Während noch die Stadt Innsbruck den freudigsten Dank zum Himmel schickte, daß sie mit so geringem Schaden von dem fremden Kriegsvolke befreit wurde, erscholl aus dem Oberinnthale bereits der Hilferuf des Jammers und der Noth.

Moritz von Sachsen (1559)
Vor den Mauern von Innsbruck schien das Kriegsvolk aller Disciplin enthoben und seinem Muthwillen überlassen worden zu sein. In kurzen Tagereisen schleppte sich das Volk aus dem Lande. Der erste Tagmarsch ging bis Zirl. Der zweite (26. Mai) bis Telfs, der dritte bis Nassereith, der vierte (28. Mai) bis Lermoos, der fünfte an die Ehrenberger Klause und Füssen. Von Innsbruck weg auf beiden Seiten des Innstroms hinaufziehend, nahmen die Soldaten den Bauern Pferde und Wägen fort, leerten die Ställe, schlugen Thüren, Fenster und Oefen ein, und trieben sonst Unfug aller Art mit Leuten und Sachen. Die Plünderung des reichen Gotteshauses zu Seefeld, wohin das beutelustige Volk von Zirl aus einen Raubzug unternommen hatte, wurde noch glücklich vereitelt, da die Regierung sofort den Grafen Johann von Lodron mit Mannschaft dahin zum Schutze der am Hofe des Königs in besonderer Gunst stehenden Kirche beordert hatte.

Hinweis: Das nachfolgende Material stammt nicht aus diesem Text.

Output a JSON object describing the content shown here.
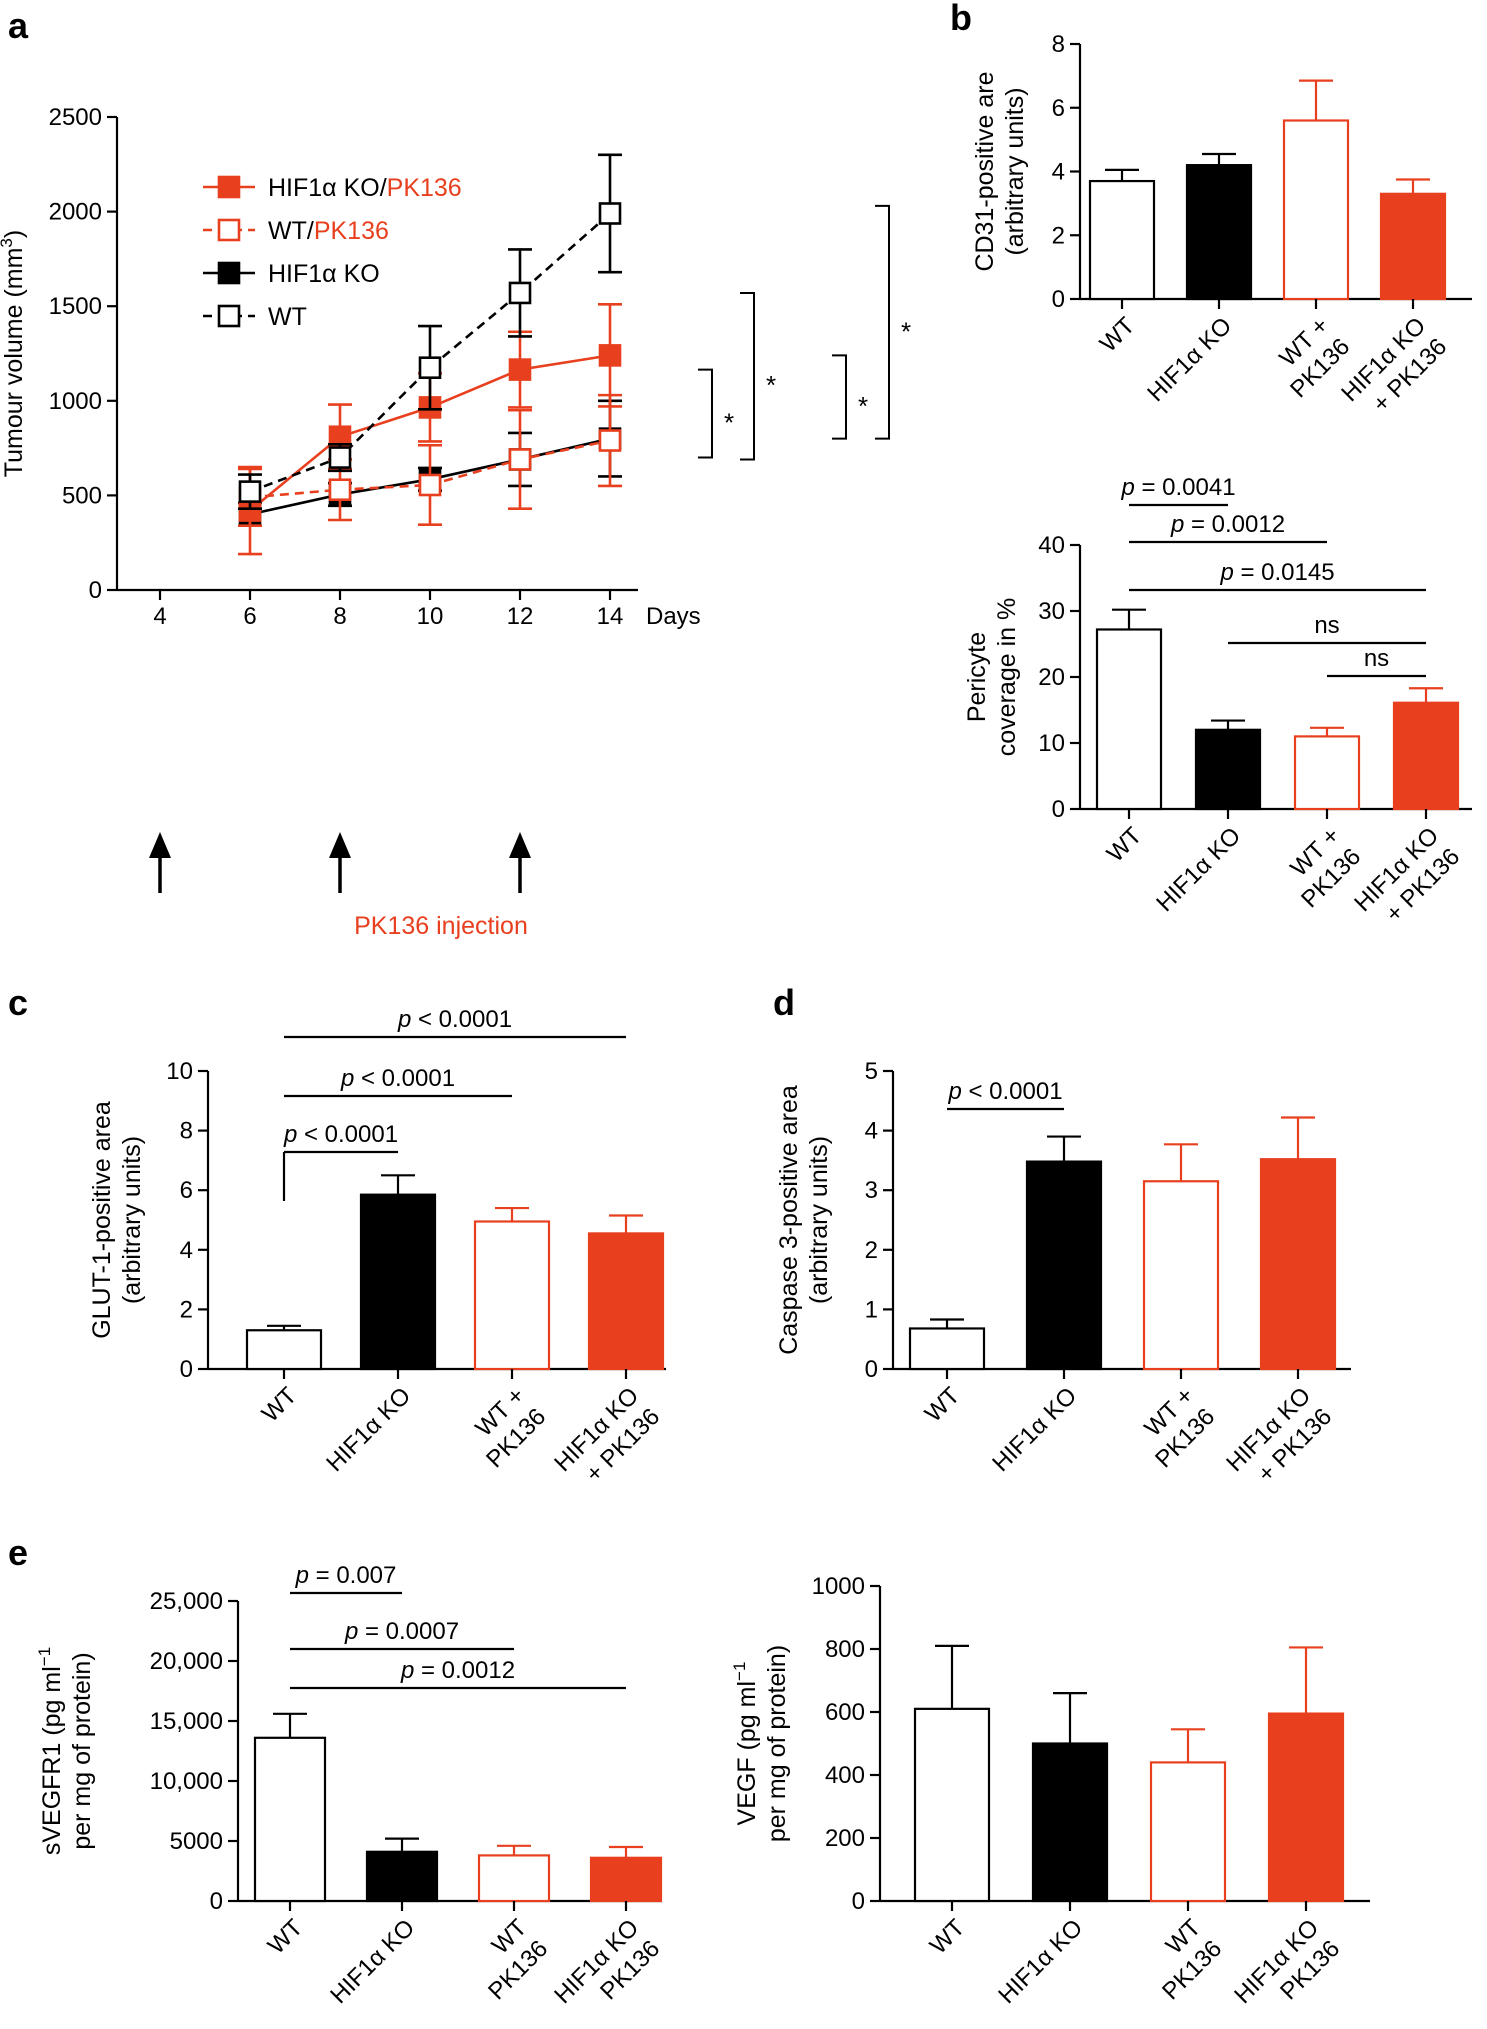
{
  "colors": {
    "red": "#e8401f",
    "black": "#000000",
    "white": "#ffffff"
  },
  "chart_data": [
    {
      "panel": "a",
      "type": "line",
      "ylabel": "Tumour volume (mm",
      "ylabel_sup": "3",
      "ylabel_close": ")",
      "xlabel": "Days",
      "x_ticks": [
        4,
        6,
        8,
        10,
        12,
        14
      ],
      "y_ticks": [
        0,
        500,
        1000,
        1500,
        2000,
        2500
      ],
      "ylim": [
        0,
        2500
      ],
      "xlim": [
        3,
        15
      ],
      "series": [
        {
          "name": "HIF1α KO/PK136",
          "label_a": "HIF1α KO/",
          "label_b": "PK136",
          "color": "#e8401f",
          "marker": "filled-square",
          "dash": false,
          "x": [
            6,
            8,
            10,
            12,
            14
          ],
          "y": [
            420,
            810,
            965,
            1165,
            1240
          ],
          "err": [
            230,
            170,
            180,
            200,
            270
          ]
        },
        {
          "name": "WT/PK136",
          "label_a": "WT/",
          "label_b": "PK136",
          "color": "#e8401f",
          "marker": "open-square",
          "dash": true,
          "x": [
            6,
            8,
            10,
            12,
            14
          ],
          "y": [
            490,
            530,
            555,
            690,
            790
          ],
          "err": [
            150,
            160,
            210,
            260,
            240
          ]
        },
        {
          "name": "HIF1α KO",
          "label_a": "HIF1α KO",
          "label_b": "",
          "color": "#000000",
          "marker": "filled-square",
          "dash": false,
          "x": [
            6,
            8,
            10,
            12,
            14
          ],
          "y": [
            400,
            505,
            585,
            690,
            800
          ],
          "err": [
            60,
            60,
            60,
            140,
            200
          ]
        },
        {
          "name": "WT",
          "label_a": "WT",
          "label_b": "",
          "color": "#000000",
          "marker": "open-square",
          "dash": true,
          "x": [
            6,
            8,
            10,
            12,
            14
          ],
          "y": [
            520,
            700,
            1175,
            1570,
            1990
          ],
          "err": [
            90,
            70,
            220,
            230,
            310
          ]
        }
      ],
      "significance": [
        "*",
        "*",
        "*",
        "*"
      ],
      "arrows_at_days": [
        4,
        8,
        12
      ],
      "injection_label": "PK136 injection"
    },
    {
      "panel": "b",
      "type": "bar",
      "ylabel": [
        "CD31-positive are",
        "(arbitrary units)"
      ],
      "y_ticks": [
        0,
        2,
        4,
        6,
        8
      ],
      "ylim": [
        0,
        8
      ],
      "categories": [
        [
          "WT"
        ],
        [
          "HIF1α KO"
        ],
        [
          "WT +",
          "PK136"
        ],
        [
          "HIF1α KO",
          "+ PK136"
        ]
      ],
      "values": [
        3.7,
        4.2,
        5.6,
        3.3
      ],
      "errors": [
        0.35,
        0.35,
        1.25,
        0.45
      ],
      "annotations": []
    },
    {
      "panel": "b2",
      "type": "bar",
      "ylabel": [
        "Pericyte",
        "coverage in %"
      ],
      "y_ticks": [
        0,
        10,
        20,
        30,
        40
      ],
      "ylim": [
        0,
        40
      ],
      "categories": [
        [
          "WT"
        ],
        [
          "HIF1α KO"
        ],
        [
          "WT +",
          "PK136"
        ],
        [
          "HIF1α KO",
          "+ PK136"
        ]
      ],
      "values": [
        27.2,
        12.0,
        11.0,
        16.1
      ],
      "errors": [
        3.0,
        1.4,
        1.3,
        2.2
      ],
      "annotations": [
        {
          "p": "p",
          "text": " = 0.0041",
          "from": 0,
          "to": 1
        },
        {
          "p": "p",
          "text": " = 0.0012",
          "from": 0,
          "to": 2
        },
        {
          "p": "p",
          "text": " = 0.0145",
          "from": 0,
          "to": 3
        },
        {
          "p": "",
          "text": "ns",
          "from": 1,
          "to": 3
        },
        {
          "p": "",
          "text": "ns",
          "from": 2,
          "to": 3
        }
      ]
    },
    {
      "panel": "c",
      "type": "bar",
      "ylabel": [
        "GLUT-1-positive area",
        "(arbitrary units)"
      ],
      "y_ticks": [
        0,
        2,
        4,
        6,
        8,
        10
      ],
      "ylim": [
        0,
        10
      ],
      "categories": [
        [
          "WT"
        ],
        [
          "HIF1α KO"
        ],
        [
          "WT +",
          "PK136"
        ],
        [
          "HIF1α KO",
          "+ PK136"
        ]
      ],
      "values": [
        1.3,
        5.85,
        4.95,
        4.55
      ],
      "errors": [
        0.15,
        0.65,
        0.45,
        0.6
      ],
      "annotations": [
        {
          "p": "p",
          "text": " < 0.0001",
          "from": 0,
          "to": 1
        },
        {
          "p": "p",
          "text": " < 0.0001",
          "from": 0,
          "to": 2
        },
        {
          "p": "p",
          "text": " < 0.0001",
          "from": 0,
          "to": 3
        }
      ]
    },
    {
      "panel": "d",
      "type": "bar",
      "ylabel": [
        "Caspase 3-positive area",
        "(arbitrary units)"
      ],
      "y_ticks": [
        0,
        1,
        2,
        3,
        4,
        5
      ],
      "ylim": [
        0,
        5
      ],
      "categories": [
        [
          "WT"
        ],
        [
          "HIF1α KO"
        ],
        [
          "WT +",
          "PK136"
        ],
        [
          "HIF1α KO",
          "+ PK136"
        ]
      ],
      "values": [
        0.68,
        3.48,
        3.15,
        3.52
      ],
      "errors": [
        0.15,
        0.42,
        0.62,
        0.7
      ],
      "annotations": [
        {
          "p": "p",
          "text": " < 0.0001",
          "from": 0,
          "to": 1
        }
      ]
    },
    {
      "panel": "e",
      "type": "bar",
      "ylabel": [
        "sVEGFR1 (pg ml",
        "per mg of protein)"
      ],
      "ylabel_sup": "−1",
      "y_ticks": [
        0,
        5000,
        10000,
        15000,
        20000,
        25000
      ],
      "y_tick_labels": [
        "0",
        "5000",
        "10,000",
        "15,000",
        "20,000",
        "25,000"
      ],
      "ylim": [
        0,
        25000
      ],
      "categories": [
        [
          "WT"
        ],
        [
          "HIF1α KO"
        ],
        [
          "WT",
          "PK136"
        ],
        [
          "HIF1α KO",
          "PK136"
        ]
      ],
      "values": [
        13600,
        4100,
        3800,
        3600
      ],
      "errors": [
        2000,
        1100,
        800,
        900
      ],
      "annotations": [
        {
          "p": "p",
          "text": " = 0.007",
          "from": 0,
          "to": 1
        },
        {
          "p": "p",
          "text": " = 0.0007",
          "from": 0,
          "to": 2
        },
        {
          "p": "p",
          "text": " = 0.0012",
          "from": 0,
          "to": 3
        }
      ]
    },
    {
      "panel": "e2",
      "type": "bar",
      "ylabel": [
        "VEGF (pg ml",
        "per mg of protein)"
      ],
      "ylabel_sup": "−1",
      "y_ticks": [
        0,
        200,
        400,
        600,
        800,
        1000
      ],
      "ylim": [
        0,
        1000
      ],
      "categories": [
        [
          "WT"
        ],
        [
          "HIF1α KO"
        ],
        [
          "WT",
          "PK136"
        ],
        [
          "HIF1α KO",
          "PK136"
        ]
      ],
      "values": [
        610,
        500,
        440,
        595
      ],
      "errors": [
        200,
        160,
        105,
        210
      ],
      "annotations": []
    }
  ],
  "panel_letters": [
    "a",
    "b",
    "c",
    "d",
    "e"
  ]
}
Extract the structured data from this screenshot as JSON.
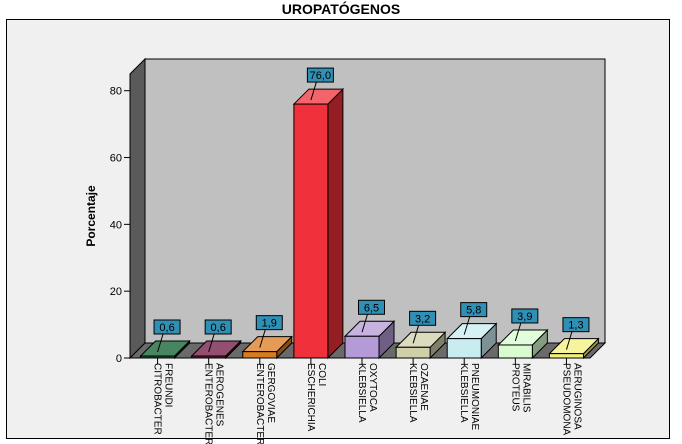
{
  "chart_data": {
    "type": "bar",
    "title": "UROPATÓGENOS",
    "xlabel": "",
    "ylabel": "Porcentaje",
    "ylim": [
      0,
      85
    ],
    "yticks": [
      0,
      20,
      40,
      60,
      80
    ],
    "categories": [
      [
        "CITROBACTER",
        "FREUNDI"
      ],
      [
        "ENTEROBACTER",
        "AEROGENES"
      ],
      [
        "ENTEROBACTER",
        "GERGOVIAE"
      ],
      [
        "ESCHERICHIA",
        "COLI"
      ],
      [
        "KLEBSIELLA",
        "OXYTOCA"
      ],
      [
        "KLEBSIELLA",
        "OZAENAE"
      ],
      [
        "KLEBSIELLA",
        "PNEUMONIAE"
      ],
      [
        "PROTEUS",
        "MIRABILIS"
      ],
      [
        "PSEUDOMONA",
        "AERUGINOSA"
      ]
    ],
    "values": [
      0.6,
      0.6,
      1.9,
      76.0,
      6.5,
      3.2,
      5.8,
      3.9,
      1.3
    ],
    "value_labels": [
      "0,6",
      "0,6",
      "1,9",
      "76,0",
      "6,5",
      "3,2",
      "5,8",
      "3,9",
      "1,3"
    ],
    "colors": [
      "#0b5e2e",
      "#6e1440",
      "#d97a1c",
      "#f0303a",
      "#b49ad6",
      "#cfcfa8",
      "#c8ecf0",
      "#d8fcd0",
      "#f3f07c"
    ],
    "data_label_color": "#2f8fb5",
    "grid": false,
    "legend": "none",
    "style": "3d"
  }
}
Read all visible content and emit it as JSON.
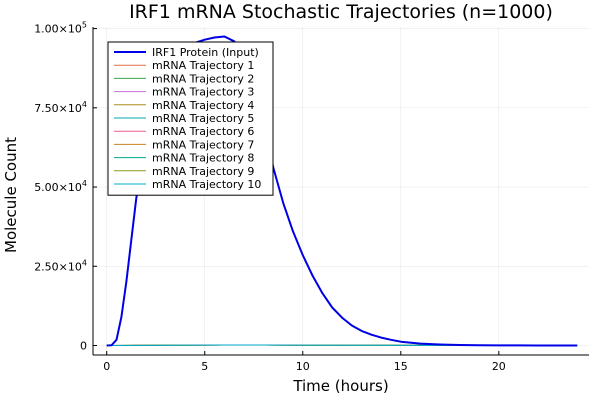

Die Grausamkeit und Beutelust des Kriegsvolkes wuchs mit jedem Schritte seines Rückmarsches. Eine Menge von Kirchen wurden geplündert, das heil. Sakrament aus
den Tabernakeln gerissen und mit Füßen getreten, die Kirchenzierden geraubt oder zerstört. In Miemingen wurden 15 Häuser niedergebrannt. Auch das Schloß Klamm und das Schlößchen Freundsheim bei Barwis, wo um dieselbe Zeit viele lustige "Gesellenschießen" abgehalten wurden, sind von den abziehenden Truppen arg zugerichtet worden.
Des Raubes und Frevels auf der Heerstraße nicht satt geworden, bog eine Abtheilung von derselben ab, um das Kloster Stams zu plündern. Unvermerkt waren die Räuber da, erzählt der Stifts-Chronist, so daß sowohl dem Abt als den Mönchen kaum Zeit zur Flucht blieb. Der Abt, Simon Gaßler, nahm noch einige Silbergeschirre, die er in seiner Nähe fand, und floh zu Pferde nach Wens, nachdem er sich von vier Bauern, die ihn auf dem Wege anhielten, mit vier Gulden losgekauft hatte. Die Patres flohen in das nahe Gebirge, wo sie sich im Stalle eines Bauern in Haunold verbargen. Einer der flüchtigen Brüder war noch so glücklich, das Haupt des heil. Zacharias und den Krummstab des Prälaten zu retten. Inzwischen wurde von den Soldaten alles, was sie finden konnten, geraubt und geplündert, zerschlagen und zerstört, je nachdem die Sachen in ihren Augen für das eine oder das andere geeignet schienen. "Kirche und Sakristei wurden im Detail durchsucht und alles, was an Paramenten, Gefäßen, Meßgewändern u.s.w. zu finden war, geraubt.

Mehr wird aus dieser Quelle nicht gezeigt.